I was trying to understand the design pattern used for TestRunner (package junit.textui) class of JUnit. The TestRunner class is extending a listener and has a reference of listener.
If it is the Observer design pattern, then why is it extending listener? it should have only reference of listener.
junit.textui.TestRunner
conforms to the Observer pattern, but it's the observer, not the subject. At least, it would be the observer—it isn't anymore.

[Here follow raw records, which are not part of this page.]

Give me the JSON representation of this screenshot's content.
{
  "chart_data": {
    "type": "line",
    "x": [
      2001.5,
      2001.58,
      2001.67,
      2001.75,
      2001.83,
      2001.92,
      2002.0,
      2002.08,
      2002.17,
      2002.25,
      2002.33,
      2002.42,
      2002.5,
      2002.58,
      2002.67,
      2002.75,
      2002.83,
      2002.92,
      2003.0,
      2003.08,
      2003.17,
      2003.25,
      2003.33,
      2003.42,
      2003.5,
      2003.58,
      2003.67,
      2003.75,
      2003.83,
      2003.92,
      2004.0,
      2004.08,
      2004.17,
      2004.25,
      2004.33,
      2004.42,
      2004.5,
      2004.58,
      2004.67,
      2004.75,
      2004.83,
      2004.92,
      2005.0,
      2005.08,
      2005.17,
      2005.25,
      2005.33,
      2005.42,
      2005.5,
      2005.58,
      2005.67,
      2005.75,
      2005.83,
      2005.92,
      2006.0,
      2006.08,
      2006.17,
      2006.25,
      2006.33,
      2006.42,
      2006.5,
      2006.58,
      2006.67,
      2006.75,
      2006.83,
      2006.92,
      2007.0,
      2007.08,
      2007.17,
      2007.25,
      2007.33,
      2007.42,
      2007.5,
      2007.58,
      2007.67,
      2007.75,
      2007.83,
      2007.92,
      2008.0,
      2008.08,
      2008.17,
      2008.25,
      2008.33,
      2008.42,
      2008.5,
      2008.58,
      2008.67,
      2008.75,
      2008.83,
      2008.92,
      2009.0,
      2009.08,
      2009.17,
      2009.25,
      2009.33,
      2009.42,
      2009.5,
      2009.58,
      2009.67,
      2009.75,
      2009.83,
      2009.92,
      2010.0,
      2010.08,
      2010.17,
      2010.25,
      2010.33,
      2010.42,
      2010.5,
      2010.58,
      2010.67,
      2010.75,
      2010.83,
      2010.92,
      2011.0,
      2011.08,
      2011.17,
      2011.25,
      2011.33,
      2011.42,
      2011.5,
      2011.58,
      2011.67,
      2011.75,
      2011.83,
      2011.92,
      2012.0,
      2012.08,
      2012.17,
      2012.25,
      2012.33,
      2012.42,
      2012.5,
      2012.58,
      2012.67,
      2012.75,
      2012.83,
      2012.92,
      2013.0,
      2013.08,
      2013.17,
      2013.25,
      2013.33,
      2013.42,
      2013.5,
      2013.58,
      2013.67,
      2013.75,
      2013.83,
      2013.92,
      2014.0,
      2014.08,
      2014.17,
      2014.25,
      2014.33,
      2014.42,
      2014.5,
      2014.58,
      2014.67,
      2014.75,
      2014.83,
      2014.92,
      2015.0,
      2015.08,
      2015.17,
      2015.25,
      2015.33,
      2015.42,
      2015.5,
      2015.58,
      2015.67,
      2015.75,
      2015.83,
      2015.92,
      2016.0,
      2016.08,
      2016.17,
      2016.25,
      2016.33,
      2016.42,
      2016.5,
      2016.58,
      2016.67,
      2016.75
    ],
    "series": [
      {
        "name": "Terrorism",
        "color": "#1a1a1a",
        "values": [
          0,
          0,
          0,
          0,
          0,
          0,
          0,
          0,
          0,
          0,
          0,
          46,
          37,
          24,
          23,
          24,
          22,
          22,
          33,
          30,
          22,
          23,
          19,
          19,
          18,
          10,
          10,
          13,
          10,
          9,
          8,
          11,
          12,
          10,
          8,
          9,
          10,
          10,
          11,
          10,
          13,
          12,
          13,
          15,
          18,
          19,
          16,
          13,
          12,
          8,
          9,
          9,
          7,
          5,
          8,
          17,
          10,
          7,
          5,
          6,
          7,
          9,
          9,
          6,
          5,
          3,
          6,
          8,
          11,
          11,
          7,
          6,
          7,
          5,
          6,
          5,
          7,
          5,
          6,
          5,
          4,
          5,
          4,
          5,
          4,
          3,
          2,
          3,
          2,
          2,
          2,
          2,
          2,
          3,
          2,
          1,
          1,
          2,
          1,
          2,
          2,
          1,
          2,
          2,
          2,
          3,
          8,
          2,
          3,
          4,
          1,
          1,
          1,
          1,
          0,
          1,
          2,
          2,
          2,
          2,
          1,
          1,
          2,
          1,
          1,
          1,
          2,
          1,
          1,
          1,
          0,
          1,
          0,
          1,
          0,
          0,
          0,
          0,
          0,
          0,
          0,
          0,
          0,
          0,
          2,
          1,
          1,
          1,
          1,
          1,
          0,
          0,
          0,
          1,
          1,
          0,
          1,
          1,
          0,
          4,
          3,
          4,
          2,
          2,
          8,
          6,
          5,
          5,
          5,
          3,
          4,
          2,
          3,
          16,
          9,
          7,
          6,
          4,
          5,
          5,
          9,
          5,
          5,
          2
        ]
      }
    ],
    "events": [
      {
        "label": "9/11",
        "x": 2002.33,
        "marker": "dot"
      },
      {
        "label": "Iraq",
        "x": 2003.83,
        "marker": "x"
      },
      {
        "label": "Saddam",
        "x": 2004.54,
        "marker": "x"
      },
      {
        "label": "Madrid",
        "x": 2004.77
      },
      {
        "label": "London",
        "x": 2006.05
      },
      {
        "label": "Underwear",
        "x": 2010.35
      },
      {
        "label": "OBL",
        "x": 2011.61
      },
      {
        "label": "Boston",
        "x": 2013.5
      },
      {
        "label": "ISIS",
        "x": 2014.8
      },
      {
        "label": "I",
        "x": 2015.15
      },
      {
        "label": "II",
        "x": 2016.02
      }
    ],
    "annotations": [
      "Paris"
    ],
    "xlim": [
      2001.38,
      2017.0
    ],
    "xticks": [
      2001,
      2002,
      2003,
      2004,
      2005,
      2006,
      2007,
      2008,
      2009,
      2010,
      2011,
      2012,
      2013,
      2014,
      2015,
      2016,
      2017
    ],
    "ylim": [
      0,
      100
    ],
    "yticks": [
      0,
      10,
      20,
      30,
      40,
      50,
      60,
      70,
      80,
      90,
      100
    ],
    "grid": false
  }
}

JUnit exposes the TestListener interface: The TestResult class runs a TestCase, calling its own methods startTest
and endTest
. TestResult also contains a list of TestListener instances, and notifies all of them whenever a test is started or ended. This is the quintessential Observer pattern: TestResult is the subject, notifying its collection of TestListener instances, one of which could be TestRunner adding itself to the list.
That said, TestRunner doesn't currently add itself as a listener to TestResult, and has empty implementations of its required testStarted
, testEnded
, and testFailed
methods. Instead, it adds a ResultPrinter to the list of Listeners; I assume this was factored out of TestRunner at some point.
So, TestRunner is set up to be an Observer, but it no longer acts like one. All told, this actually demonstrates a strength of design patterns: It allows the opportunity to refactor the code and separate behavior by coding against those specific interfaces.